Es gibt einen weiteren Fall in Bestensee

Es gibt einen weiteren Fall, ebenfalls aus Dahme-Spreewald. Den haben Staatskanzlei und Bildungsministerium aber nicht erwähnt. Am 26. Juni lud der SPD-Bürgermeisterkandidat von Bestensee, Thomas Irmer, zum Dialog „Kita, Schule, Bildung ...“ mit „Bildungsstaatssekretär Dr. Thomas Drescher“ ins „Königliche Forsthaus“. Dazu der Slogan: „Wer Zukunft will, wählt Irmer.“ Und auch auf diesem Plakat prangte das Logo der SPD. Auch hier handelt es sich um eine Wahlkampfveranstaltung der SPD und ihres Kandidaten.

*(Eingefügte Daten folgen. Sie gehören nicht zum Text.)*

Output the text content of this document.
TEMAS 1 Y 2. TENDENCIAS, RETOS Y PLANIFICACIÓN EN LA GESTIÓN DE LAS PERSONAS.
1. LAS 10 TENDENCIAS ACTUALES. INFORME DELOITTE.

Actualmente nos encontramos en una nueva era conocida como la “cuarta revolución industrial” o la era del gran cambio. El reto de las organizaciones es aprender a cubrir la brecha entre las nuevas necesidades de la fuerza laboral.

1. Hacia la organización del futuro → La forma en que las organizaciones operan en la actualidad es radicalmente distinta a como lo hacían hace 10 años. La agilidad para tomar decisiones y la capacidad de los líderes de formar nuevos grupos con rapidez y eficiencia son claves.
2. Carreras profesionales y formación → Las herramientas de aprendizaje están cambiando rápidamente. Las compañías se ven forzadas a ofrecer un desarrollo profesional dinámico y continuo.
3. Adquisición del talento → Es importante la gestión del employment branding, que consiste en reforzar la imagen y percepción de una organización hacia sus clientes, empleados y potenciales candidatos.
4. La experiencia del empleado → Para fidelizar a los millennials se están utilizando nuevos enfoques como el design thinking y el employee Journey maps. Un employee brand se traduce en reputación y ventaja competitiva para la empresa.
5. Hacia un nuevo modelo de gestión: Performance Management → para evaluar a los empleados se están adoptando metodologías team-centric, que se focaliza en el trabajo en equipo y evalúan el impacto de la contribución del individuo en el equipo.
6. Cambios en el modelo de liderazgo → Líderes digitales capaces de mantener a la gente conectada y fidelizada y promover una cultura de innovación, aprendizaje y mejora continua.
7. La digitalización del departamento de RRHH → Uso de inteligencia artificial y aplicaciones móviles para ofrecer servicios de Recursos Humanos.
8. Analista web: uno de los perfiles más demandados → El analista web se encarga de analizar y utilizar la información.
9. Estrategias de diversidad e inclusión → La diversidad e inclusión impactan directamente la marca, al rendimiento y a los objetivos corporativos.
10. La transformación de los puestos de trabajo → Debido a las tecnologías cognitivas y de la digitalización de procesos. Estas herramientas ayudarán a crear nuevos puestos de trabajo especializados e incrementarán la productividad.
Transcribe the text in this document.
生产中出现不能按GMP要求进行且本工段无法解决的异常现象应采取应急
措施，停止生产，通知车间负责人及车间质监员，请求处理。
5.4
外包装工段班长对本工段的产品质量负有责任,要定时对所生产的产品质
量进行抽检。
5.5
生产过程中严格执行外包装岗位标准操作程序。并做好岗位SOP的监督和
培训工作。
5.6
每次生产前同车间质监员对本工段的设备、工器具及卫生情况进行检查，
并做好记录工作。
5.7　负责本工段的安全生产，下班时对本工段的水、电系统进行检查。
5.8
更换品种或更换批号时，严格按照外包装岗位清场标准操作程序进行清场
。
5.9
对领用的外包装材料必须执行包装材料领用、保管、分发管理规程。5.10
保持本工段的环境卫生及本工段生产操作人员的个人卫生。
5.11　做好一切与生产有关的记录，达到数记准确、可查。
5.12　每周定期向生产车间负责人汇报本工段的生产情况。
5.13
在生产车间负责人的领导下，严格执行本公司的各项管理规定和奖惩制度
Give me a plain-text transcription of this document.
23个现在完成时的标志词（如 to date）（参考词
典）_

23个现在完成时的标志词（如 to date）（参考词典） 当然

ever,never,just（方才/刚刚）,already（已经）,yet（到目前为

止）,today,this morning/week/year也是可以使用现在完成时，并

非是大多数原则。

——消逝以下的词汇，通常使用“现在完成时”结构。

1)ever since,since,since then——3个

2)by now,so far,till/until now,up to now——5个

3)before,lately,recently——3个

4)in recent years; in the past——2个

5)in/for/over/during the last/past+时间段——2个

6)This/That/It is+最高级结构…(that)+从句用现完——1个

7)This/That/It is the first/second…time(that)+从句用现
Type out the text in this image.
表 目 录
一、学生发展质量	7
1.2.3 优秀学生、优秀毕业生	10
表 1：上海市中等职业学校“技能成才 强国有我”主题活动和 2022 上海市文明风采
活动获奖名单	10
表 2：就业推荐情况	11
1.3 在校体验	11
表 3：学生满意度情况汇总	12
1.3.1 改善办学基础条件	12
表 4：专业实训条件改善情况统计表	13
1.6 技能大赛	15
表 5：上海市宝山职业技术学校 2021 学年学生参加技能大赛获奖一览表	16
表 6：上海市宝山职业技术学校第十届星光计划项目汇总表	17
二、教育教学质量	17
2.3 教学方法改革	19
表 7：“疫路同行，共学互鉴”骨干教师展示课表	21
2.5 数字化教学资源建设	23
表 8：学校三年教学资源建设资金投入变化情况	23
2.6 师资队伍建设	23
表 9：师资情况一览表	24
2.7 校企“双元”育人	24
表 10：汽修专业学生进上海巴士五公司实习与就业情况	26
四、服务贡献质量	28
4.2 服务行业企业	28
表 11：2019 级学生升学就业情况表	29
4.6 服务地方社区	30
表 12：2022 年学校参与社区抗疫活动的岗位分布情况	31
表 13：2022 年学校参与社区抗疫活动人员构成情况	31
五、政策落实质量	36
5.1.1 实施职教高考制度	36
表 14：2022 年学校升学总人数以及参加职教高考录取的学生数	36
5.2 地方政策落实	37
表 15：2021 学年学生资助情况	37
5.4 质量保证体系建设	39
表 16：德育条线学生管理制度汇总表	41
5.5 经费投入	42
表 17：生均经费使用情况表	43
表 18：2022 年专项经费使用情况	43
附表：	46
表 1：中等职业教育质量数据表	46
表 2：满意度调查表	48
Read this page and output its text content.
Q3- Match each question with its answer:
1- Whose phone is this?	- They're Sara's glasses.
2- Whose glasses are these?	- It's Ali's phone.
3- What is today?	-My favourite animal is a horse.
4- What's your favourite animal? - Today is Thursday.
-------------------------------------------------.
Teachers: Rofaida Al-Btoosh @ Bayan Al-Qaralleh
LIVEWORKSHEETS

Dabei gilt für Drescher in besonderer Weise das Neutralitätsgebot. Während sein Minister Baaske auch Landtagsabgeordneter ist, ebenso Regierungschef Woidke, der sogar SPD-Landeschef, beide also politisch beweglicher sind, ist Drescher Staatsdiener und sogenannter Amtschef des Ministeriums. Als solcher ist er parteipolitisch und besonders im Wahlkampf zu Neutralität verpflichtet.

Regierungssprecher spricht von Interpretationsspielräumen

Das müsste er qua Amt selbst wissen. Aber möglicherweise hilft ihm bald eine Richtlinie, die die Landesregierung im Auftrag des Landtags bis Jahresende erstellen soll – zum regierungsamtlichen, die Neutralität wahrenden Handeln im Wahlkampf. Auslöser war die Sommertour von Linke-Finanzminister Christian Görke im Landtagswahlkampf 2014. Der parlamentarische Beratungsdienst hatte festgestellt, dass Görke dabei sein Regierungsamt und den Wahlkampf nicht ausreichend getrennt, gegen das Neutralitätsgebot von Regierungsmitgliedern vor Wahlen verstoßen hatte. Vom Ministerium bezahlte Fotos von der Sommertour waren auch auf Görkes persönlicher Partei- und Wahlkampfseite im Internet gelandet.

Regierungssprecher Engels sagte nun, die Staatskanzlei entwickle „Kriterien zur Unterstützung der Einzelfallabwägung“, da es ja immer „Unsicherheiten und Interpretationsspielräume“ geben könne. Zumindest im aktuellen Fall gab es die nicht.